An additional source of bias is introduced if subjects are misclassified, that is, if those who have the disease are mistakenly put in the control group or those who do not really have the disease are considered cases. If this misclassification is random, and equally present in both groups, it is considered nondifferential misclassification, which will tend to minimize the relationship between the exposure and disease.∗ With differential misclassification, however, when groups are not affected equally, the results may overestimate or underestimate that relationship.27 For example, in a study evaluating risk factors associated with falling in hospitalized elderly, cases were identified from incident reports of a geriatric rehabilitation hospital for a 1-year period, and controls were selected at random from patients who were "nonfallers," that is, for whom incident reports had not been filed.28 There may, however, have been cases of falling that were not reported, or nurses may have filed incident reports even when the patient was carefully lowered to the ground by a staff member, if they felt weak while ambulating. In either case, patients would have been misclassified, and in the former situation, some cases may have been chosen as controls.

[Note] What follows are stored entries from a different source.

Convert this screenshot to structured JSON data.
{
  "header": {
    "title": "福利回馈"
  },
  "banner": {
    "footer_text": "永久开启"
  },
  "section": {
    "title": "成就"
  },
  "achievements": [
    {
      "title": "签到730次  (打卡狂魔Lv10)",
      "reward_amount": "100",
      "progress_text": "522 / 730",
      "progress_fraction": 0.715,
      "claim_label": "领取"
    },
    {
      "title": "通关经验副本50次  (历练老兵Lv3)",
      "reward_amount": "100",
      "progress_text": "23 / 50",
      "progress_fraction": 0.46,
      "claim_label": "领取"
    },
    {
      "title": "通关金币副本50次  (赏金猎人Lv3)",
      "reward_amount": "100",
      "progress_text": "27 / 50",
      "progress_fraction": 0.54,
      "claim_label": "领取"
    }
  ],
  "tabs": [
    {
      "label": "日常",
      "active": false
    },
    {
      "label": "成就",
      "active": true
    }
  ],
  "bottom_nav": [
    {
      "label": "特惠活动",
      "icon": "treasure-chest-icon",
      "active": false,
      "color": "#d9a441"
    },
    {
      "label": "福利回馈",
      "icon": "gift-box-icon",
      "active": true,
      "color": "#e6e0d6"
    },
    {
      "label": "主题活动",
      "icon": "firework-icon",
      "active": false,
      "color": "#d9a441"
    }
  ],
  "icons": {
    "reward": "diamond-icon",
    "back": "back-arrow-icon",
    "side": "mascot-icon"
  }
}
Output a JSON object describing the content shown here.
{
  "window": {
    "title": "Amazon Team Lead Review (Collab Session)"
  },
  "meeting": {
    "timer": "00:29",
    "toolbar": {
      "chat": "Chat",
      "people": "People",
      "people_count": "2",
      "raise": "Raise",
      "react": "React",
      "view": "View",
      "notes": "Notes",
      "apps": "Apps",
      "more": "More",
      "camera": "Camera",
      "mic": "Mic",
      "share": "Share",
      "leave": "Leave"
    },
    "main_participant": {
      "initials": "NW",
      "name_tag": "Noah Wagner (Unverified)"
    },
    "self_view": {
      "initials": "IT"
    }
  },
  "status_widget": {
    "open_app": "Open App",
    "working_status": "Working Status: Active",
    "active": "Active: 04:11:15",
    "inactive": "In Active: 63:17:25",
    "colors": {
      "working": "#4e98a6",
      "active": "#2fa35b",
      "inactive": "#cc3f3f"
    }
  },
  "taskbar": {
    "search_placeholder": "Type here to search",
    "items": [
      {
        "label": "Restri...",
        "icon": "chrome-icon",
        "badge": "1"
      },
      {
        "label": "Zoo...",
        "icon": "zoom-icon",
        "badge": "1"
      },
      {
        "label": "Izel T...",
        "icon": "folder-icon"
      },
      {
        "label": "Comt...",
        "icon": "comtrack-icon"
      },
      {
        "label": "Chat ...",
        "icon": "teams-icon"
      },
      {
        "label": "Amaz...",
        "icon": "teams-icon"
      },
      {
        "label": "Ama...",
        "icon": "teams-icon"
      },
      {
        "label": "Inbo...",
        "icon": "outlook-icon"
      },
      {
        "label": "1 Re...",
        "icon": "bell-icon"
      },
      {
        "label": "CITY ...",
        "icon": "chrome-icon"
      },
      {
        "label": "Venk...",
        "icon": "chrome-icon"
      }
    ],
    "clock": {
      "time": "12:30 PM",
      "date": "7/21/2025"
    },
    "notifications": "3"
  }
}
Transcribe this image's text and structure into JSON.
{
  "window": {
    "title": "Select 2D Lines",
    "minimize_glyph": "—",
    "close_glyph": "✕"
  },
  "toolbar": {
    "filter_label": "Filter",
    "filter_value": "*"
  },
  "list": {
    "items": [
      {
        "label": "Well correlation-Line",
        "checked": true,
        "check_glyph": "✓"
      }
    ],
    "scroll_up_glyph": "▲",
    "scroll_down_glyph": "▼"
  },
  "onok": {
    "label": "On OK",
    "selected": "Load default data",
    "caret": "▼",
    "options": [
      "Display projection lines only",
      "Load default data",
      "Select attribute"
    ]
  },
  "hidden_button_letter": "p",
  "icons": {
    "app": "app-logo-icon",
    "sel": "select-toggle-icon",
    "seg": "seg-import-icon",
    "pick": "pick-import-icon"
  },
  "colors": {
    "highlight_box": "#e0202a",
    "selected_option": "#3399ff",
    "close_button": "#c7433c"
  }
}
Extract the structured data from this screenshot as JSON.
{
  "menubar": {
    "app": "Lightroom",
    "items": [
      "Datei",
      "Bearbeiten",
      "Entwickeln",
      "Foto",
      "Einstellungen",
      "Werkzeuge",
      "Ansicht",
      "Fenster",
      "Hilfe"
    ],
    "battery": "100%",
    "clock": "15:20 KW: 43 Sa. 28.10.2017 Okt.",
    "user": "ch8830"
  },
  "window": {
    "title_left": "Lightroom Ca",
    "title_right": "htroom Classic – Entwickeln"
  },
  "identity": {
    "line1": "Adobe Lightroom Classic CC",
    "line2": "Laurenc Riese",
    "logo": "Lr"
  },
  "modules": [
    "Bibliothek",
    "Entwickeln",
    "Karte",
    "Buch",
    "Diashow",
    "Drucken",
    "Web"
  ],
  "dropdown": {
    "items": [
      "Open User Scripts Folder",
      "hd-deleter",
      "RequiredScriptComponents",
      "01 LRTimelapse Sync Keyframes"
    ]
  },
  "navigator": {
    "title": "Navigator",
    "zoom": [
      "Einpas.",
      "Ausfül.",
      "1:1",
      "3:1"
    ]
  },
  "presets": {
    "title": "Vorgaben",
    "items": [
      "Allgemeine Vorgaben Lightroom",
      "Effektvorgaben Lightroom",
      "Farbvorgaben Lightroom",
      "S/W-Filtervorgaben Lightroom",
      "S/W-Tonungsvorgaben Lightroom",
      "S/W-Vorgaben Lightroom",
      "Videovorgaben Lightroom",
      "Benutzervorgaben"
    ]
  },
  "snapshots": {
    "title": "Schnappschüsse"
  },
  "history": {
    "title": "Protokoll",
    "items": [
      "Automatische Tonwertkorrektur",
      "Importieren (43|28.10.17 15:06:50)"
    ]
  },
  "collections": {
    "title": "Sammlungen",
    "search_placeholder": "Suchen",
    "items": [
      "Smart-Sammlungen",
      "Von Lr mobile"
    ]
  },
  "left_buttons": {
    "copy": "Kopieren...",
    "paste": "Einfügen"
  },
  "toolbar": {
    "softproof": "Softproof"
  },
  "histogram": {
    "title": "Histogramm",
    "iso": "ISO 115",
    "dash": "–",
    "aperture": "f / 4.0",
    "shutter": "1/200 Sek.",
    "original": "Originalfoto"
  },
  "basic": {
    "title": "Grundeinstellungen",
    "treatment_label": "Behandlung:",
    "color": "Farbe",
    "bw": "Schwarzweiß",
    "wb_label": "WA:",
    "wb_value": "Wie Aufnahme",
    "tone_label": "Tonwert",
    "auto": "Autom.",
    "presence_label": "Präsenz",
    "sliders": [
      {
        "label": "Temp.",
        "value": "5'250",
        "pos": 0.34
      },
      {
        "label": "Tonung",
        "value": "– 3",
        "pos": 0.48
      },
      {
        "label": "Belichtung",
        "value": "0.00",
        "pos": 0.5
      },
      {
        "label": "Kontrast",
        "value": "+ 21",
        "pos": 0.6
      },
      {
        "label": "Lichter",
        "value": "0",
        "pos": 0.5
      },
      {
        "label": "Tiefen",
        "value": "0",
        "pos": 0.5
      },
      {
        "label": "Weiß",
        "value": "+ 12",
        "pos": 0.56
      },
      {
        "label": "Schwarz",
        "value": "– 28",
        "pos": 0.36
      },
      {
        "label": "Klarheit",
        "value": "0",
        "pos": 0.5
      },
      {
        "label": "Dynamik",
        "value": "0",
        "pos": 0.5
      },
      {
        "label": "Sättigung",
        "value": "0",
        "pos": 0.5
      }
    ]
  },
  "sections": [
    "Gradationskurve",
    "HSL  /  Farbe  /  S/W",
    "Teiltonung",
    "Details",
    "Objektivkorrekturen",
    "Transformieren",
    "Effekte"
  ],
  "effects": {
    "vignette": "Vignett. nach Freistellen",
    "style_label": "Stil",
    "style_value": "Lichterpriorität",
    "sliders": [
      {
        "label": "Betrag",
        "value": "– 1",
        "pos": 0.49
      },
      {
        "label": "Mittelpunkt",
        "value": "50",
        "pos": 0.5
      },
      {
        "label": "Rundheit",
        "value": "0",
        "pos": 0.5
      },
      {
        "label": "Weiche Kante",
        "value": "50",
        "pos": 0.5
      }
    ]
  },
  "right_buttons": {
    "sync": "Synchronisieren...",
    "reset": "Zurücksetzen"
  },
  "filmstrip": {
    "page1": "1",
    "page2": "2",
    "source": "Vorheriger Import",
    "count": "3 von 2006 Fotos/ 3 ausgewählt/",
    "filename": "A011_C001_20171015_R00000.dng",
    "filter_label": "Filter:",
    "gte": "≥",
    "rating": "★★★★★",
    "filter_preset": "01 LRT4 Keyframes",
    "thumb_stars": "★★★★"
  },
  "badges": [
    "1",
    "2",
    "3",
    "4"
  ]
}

Observation bias occurs when there is a systematic difference in the way information about disease or exposure is obtained from the study groups. Interviewer bias is introduced when the individual collecting data elicits, records, or interprets information differentially from controls and cases. Recall bias occurs when subjects who have experienced a particular disorder remember their exposure history differently from those who are not affected. This bias may result in an underestimate or an overestimate of the risk of association with a particular exposure. It is not unusual for individuals who have a disease to analyze their habits or past experiences with greater depth or accuracy than those who are healthy.